Olinda, 7 de janeiro de 2007.

tensiono nessa carta que te minto trazer-te um pouco viva nessa triste manhã de olinda. a verdade é que subjugada pelas entranhas da memória, e talvez por um leve apetite egocêntrico, tenho para mim nessas ocasiões que o mundo todo lá fora dorme.
é que foi uma noite longa, de suores e medos, e tive essa manhã de despojar-me das muitas horas de desespero na ducha fria do chuveiro.
agora que sento e te escrevo, e também o faço por medo, vou me sentindo invadida por um leve desapreço, dessasossego, esquecimento. ainda que equilibro a caneta aqui, bem embaixo de nossos narizes, para sucitar vozes de longe.
além disso sei que vivo, o estômago urge, e os cachos secando vão demoradamente se compondo.
sei que as coisas que aqui digo de fato nada falam. é só para reproduzir, no ligeiro estupor que tenciono produzir em suas têmporas quando receber essa carta, um abraço forte e vivo.

romeu e julieta

a harpa
e o halo
da serpente
o falo da maça
e o medo do desejo

"se você quer me seguir não é seguro"

quinta-feira, janeiro 18, 2007

ordinária

nesse dia 18 de janeiro, de 2007, me proclamo em primeira pessoa.

dedico

olho atentamente esses seus olhos cor de caju e vejo fome.
desesperadamente uma vontade de que a vida abra as pernas e proclame como ordem o esfolamento final. é coisa de se pedir dois segundos de folga, respirar bem, olhar pros dois lados, e mergulhar a cabeça como se estivesse pra morrer. arrancando com a boca os pedações do ócio (só porque eu queria falar ócio), comendo cru. se lambuzando em sangue antes casto.

como ei de partir

o que incomoda é essa distante vontade de talvez morrer.

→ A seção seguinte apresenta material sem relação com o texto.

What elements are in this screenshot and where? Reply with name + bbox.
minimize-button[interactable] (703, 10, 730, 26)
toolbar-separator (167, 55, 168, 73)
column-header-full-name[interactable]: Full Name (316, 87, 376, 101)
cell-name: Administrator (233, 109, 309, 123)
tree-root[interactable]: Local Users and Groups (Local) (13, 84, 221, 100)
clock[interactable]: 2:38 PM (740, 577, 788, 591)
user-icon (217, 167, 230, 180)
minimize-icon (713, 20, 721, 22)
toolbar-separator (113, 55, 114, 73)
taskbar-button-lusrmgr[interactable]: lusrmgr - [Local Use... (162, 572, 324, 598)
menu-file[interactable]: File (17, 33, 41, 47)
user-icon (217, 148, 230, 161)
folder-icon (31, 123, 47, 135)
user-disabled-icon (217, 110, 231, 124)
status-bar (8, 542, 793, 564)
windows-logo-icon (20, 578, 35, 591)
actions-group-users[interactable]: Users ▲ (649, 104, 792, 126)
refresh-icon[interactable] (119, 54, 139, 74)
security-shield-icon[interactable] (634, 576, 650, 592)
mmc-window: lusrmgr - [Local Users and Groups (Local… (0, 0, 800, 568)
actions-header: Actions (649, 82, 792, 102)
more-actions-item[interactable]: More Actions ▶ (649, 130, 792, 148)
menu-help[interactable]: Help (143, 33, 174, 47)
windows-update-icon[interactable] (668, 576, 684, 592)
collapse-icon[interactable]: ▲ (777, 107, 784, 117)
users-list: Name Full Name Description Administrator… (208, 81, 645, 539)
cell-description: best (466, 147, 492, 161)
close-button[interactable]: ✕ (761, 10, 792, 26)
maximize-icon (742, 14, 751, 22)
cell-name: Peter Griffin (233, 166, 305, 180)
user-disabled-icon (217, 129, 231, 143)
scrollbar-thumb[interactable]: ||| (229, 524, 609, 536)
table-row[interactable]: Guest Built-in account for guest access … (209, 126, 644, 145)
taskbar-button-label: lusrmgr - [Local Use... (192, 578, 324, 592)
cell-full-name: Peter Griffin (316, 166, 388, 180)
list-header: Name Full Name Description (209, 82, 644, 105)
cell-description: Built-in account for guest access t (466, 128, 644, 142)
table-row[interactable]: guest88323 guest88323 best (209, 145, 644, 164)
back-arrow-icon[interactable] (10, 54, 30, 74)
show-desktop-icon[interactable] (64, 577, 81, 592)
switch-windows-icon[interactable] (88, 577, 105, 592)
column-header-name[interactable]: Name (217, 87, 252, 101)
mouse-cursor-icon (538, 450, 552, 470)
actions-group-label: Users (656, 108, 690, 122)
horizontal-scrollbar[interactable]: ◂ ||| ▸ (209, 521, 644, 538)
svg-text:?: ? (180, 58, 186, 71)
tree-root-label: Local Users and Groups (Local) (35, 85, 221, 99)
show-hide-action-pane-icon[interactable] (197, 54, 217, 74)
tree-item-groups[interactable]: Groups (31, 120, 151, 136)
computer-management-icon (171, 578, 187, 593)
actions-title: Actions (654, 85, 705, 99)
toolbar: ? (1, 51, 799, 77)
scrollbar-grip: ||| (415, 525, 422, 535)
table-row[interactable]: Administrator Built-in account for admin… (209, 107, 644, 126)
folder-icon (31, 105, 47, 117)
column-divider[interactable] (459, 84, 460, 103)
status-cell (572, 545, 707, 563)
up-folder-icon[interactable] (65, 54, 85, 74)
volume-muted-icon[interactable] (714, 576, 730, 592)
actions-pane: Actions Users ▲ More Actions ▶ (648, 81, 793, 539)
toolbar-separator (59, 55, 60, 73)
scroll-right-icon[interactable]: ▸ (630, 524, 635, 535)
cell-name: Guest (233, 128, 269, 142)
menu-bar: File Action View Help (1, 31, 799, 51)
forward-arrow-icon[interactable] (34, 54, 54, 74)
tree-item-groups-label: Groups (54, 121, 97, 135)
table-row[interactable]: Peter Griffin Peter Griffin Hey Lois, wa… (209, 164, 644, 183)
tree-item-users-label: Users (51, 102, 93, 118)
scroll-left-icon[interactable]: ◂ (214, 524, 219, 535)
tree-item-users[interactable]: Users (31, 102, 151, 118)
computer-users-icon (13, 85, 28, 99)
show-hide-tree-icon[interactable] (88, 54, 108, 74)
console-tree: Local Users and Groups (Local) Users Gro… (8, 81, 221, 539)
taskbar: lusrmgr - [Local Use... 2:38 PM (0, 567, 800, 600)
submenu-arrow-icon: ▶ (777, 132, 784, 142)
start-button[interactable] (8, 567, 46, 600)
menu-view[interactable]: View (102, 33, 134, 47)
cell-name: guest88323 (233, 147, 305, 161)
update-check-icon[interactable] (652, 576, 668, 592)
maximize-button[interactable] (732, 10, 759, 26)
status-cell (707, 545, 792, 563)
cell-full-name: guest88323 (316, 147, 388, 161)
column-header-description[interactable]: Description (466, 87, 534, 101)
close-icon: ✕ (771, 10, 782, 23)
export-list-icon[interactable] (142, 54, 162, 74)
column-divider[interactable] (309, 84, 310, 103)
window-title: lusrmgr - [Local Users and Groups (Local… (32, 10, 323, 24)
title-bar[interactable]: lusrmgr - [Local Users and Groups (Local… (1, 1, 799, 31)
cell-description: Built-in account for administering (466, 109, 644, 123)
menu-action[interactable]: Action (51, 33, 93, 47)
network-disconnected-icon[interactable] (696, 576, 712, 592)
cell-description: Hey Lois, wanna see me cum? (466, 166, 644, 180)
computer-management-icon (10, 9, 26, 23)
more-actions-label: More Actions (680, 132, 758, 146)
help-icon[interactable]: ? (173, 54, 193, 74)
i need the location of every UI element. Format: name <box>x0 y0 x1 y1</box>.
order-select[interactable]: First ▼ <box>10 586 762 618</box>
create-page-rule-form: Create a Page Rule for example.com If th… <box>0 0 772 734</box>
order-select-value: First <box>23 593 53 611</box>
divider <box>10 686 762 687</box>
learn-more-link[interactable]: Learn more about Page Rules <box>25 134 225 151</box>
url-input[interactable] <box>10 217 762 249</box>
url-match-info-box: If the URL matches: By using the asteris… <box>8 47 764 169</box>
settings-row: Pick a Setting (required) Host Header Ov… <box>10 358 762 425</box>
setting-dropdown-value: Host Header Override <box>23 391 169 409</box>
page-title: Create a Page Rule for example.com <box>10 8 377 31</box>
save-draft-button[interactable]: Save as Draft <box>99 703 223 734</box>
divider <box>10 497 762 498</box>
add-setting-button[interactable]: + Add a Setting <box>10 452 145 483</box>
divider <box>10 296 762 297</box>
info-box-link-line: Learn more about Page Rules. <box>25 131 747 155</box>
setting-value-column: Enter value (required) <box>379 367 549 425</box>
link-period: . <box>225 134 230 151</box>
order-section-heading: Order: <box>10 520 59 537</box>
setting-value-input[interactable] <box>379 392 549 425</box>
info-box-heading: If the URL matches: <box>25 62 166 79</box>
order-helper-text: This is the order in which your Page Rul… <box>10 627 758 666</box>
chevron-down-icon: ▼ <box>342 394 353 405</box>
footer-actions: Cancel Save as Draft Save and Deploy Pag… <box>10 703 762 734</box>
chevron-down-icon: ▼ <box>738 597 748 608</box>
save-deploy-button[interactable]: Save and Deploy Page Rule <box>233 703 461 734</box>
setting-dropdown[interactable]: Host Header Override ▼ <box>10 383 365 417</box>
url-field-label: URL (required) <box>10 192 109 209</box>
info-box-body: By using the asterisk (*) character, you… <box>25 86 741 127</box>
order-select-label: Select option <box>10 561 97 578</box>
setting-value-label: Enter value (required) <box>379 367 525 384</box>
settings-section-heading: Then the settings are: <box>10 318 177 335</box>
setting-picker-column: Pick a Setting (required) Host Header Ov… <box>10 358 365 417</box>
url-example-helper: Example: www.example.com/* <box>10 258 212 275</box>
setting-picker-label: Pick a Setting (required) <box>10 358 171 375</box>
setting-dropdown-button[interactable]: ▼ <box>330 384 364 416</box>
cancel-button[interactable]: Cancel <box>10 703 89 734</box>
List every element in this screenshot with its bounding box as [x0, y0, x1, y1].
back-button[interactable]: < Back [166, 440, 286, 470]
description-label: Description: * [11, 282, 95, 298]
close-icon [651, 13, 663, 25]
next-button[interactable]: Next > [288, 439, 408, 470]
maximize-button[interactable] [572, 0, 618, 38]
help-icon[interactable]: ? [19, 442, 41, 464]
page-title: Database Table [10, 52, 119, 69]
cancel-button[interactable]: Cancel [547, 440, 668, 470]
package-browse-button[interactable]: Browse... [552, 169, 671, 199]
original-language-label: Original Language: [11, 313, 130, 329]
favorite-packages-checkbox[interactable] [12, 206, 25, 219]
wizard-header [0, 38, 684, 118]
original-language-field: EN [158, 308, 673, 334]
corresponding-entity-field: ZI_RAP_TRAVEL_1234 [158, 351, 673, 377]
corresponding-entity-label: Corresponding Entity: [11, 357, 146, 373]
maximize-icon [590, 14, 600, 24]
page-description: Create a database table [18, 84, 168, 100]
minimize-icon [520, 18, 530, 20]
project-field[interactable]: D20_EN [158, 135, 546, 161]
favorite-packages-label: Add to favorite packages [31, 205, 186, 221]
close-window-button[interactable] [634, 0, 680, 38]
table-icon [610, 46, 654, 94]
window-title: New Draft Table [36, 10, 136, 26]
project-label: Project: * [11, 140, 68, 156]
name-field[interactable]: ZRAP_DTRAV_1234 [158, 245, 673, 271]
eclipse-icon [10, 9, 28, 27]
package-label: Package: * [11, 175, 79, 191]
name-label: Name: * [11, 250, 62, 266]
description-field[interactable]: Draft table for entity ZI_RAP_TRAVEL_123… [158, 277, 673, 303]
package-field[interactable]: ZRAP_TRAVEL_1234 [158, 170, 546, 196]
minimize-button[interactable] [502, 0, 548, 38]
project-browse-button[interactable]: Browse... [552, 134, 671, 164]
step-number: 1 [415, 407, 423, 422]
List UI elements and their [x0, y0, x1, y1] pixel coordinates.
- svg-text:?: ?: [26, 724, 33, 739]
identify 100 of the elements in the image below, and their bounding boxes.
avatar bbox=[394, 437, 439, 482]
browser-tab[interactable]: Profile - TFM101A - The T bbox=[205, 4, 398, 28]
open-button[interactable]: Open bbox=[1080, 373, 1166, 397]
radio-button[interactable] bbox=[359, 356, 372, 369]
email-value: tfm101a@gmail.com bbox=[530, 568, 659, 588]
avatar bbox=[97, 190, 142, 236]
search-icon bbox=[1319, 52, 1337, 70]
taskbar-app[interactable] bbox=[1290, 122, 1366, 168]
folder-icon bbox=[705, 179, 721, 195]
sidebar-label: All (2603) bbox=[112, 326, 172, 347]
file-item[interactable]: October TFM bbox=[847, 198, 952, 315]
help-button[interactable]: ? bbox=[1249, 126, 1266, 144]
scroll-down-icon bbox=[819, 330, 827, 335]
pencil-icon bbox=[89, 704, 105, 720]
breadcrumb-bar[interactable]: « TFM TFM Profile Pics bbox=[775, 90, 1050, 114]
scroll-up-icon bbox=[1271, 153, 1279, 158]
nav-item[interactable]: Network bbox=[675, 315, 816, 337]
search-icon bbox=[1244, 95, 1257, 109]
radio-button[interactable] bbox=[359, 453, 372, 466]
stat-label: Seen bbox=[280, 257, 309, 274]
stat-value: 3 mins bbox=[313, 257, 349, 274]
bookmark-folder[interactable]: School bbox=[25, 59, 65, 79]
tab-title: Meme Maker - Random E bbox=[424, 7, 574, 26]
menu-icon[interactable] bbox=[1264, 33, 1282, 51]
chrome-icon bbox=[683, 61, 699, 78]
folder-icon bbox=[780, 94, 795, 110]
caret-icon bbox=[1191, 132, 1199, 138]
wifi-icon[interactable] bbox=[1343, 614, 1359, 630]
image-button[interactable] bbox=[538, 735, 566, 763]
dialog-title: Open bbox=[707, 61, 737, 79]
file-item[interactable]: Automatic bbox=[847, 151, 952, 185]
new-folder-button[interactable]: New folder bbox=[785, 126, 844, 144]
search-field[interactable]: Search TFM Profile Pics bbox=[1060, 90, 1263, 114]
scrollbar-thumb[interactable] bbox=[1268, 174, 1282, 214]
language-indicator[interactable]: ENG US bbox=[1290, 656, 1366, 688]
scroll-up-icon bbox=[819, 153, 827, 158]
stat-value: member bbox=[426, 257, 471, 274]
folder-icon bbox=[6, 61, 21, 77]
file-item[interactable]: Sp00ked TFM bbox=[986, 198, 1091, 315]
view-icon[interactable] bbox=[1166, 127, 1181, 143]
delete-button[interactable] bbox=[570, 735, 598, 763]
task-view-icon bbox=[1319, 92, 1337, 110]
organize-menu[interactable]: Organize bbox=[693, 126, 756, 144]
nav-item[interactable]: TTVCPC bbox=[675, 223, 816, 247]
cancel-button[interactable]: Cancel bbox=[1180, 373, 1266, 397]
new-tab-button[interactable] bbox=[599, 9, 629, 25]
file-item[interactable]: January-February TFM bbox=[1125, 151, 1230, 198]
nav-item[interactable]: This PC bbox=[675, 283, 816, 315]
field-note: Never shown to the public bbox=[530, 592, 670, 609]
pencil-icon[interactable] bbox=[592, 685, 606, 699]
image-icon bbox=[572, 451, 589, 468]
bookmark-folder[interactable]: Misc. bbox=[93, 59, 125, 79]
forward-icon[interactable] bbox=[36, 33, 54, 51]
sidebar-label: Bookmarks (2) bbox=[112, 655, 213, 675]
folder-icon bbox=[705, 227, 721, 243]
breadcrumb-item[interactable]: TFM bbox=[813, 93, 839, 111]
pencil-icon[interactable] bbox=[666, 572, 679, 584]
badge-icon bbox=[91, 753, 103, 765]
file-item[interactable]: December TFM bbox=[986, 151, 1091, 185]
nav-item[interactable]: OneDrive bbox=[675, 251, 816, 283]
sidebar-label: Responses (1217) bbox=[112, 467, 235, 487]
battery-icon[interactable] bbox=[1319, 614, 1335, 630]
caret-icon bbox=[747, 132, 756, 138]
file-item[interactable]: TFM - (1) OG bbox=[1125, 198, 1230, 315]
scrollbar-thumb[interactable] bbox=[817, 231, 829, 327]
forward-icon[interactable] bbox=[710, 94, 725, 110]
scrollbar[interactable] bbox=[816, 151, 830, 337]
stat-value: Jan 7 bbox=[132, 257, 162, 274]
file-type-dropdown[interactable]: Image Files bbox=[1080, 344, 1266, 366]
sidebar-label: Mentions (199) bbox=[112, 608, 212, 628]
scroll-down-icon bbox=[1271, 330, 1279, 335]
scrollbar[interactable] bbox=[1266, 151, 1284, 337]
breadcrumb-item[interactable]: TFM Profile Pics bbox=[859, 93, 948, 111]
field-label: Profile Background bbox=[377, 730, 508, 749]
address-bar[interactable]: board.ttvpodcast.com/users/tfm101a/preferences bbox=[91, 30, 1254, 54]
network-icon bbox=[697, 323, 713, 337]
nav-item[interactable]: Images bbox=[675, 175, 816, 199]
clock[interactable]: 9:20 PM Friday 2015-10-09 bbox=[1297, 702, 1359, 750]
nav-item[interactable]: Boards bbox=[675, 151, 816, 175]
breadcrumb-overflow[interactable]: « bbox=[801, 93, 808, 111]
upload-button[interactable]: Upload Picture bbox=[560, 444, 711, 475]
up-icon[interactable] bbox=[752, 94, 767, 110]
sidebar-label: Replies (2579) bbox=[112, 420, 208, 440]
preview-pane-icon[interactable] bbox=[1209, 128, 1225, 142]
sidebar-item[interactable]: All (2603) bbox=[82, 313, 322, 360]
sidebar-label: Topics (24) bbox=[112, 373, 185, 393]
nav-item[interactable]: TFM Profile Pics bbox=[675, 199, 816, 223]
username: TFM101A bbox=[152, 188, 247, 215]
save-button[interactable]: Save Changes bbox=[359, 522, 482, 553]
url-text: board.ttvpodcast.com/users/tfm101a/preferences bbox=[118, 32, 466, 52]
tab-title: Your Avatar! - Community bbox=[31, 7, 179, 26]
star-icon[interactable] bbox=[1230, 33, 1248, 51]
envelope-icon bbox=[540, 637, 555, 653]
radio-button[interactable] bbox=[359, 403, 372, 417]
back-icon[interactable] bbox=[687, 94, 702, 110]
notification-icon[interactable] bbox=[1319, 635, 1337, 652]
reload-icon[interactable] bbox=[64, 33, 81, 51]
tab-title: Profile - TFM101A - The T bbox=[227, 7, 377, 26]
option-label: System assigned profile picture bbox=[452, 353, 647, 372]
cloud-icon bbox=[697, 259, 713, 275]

frágil como galinha d'angola

dia esse agasalhado de nuvens, sinto contrações no peito, boto a dor como botam ovo. dirijo e o estado evidente me faz querer tacar o carro nas coisas, dou caronas e me arrependo, às vezes até da amizade que resta. quinta feira essa que é domingo, lagrimeja o que me resta como chuva rala, insignificante. esse dia que me arde as têmporas, eu só precisava conversar. e de um abraço, e de um sorriso, quiçá.

quarta-feira, janeiro 17, 2007

gastrite

se chegar em casa te faz querer desaparecer atrás de um travesseiro é também porque sonhar é ignorar as condições (primárias) da vida. assim como as ilusões transformam os fluxos do tempo, mesmo que no fundo tudo aconteça simultaneamente. plano em tais limbos da consciência que só existe como um exagero para a metáfora que traduz. é que esse mundo é matéria prima, pro que der e vier, digo assim, que por um lado, o que é concedido só pode ser posto de lado por você, e tão somente que ignora todas as imensas possibilidades. ficamos então com a mediocridade.

sábado, janeiro 13, 2007

dois

há duas semanas os percebo invadindo lentamente as estruturas da razão. os síntomas são claros tanto quanto possível, há duas semanas que olhando seus olhos com uma pequena lanterna (os abrindo com esforço e apuro médico) não vejo nada. dois olhos verdes levemente umidecidos (e de fato saudáveis), residindo aí o único brilho que encontro. nenhum movimento por trás do cristalino. no breu da alma só vozes, que não dizem muito, e o convidam, e o confundem.

quinta-feira, janeiro 04, 2007

essa noite eu não durmi bem, deve ser por isso.
o sono não tem sido como era, uma ordem apenas, dormir e então acordar no outro dia.
a noite tem sido cheia de fantasmas e medos e aflições.
a verdade é que eu procuro evitar o passar dos dias.
perde-los pra sempre,
sem nem, ao menos, uma lembrança na retina.
a memória que cessa.
os dias tem sido maus, por mais bons que tentam ser.
desgasto minha pele na areia, no sal, o mar e o sol.
desgasto minha alma deitada na areia.
e por vagos momentos não tenho mais medo,
nem essa incessante vontade de chorar.
até o instante em que tudo se figura errado,
e eu penso em ir pra bem longe,
aonde tenha só o vento, e o mar, e o som das folhas.
então eu lembro que eu estou bem longe,
aonde só tem o vento e o caramba a quatro.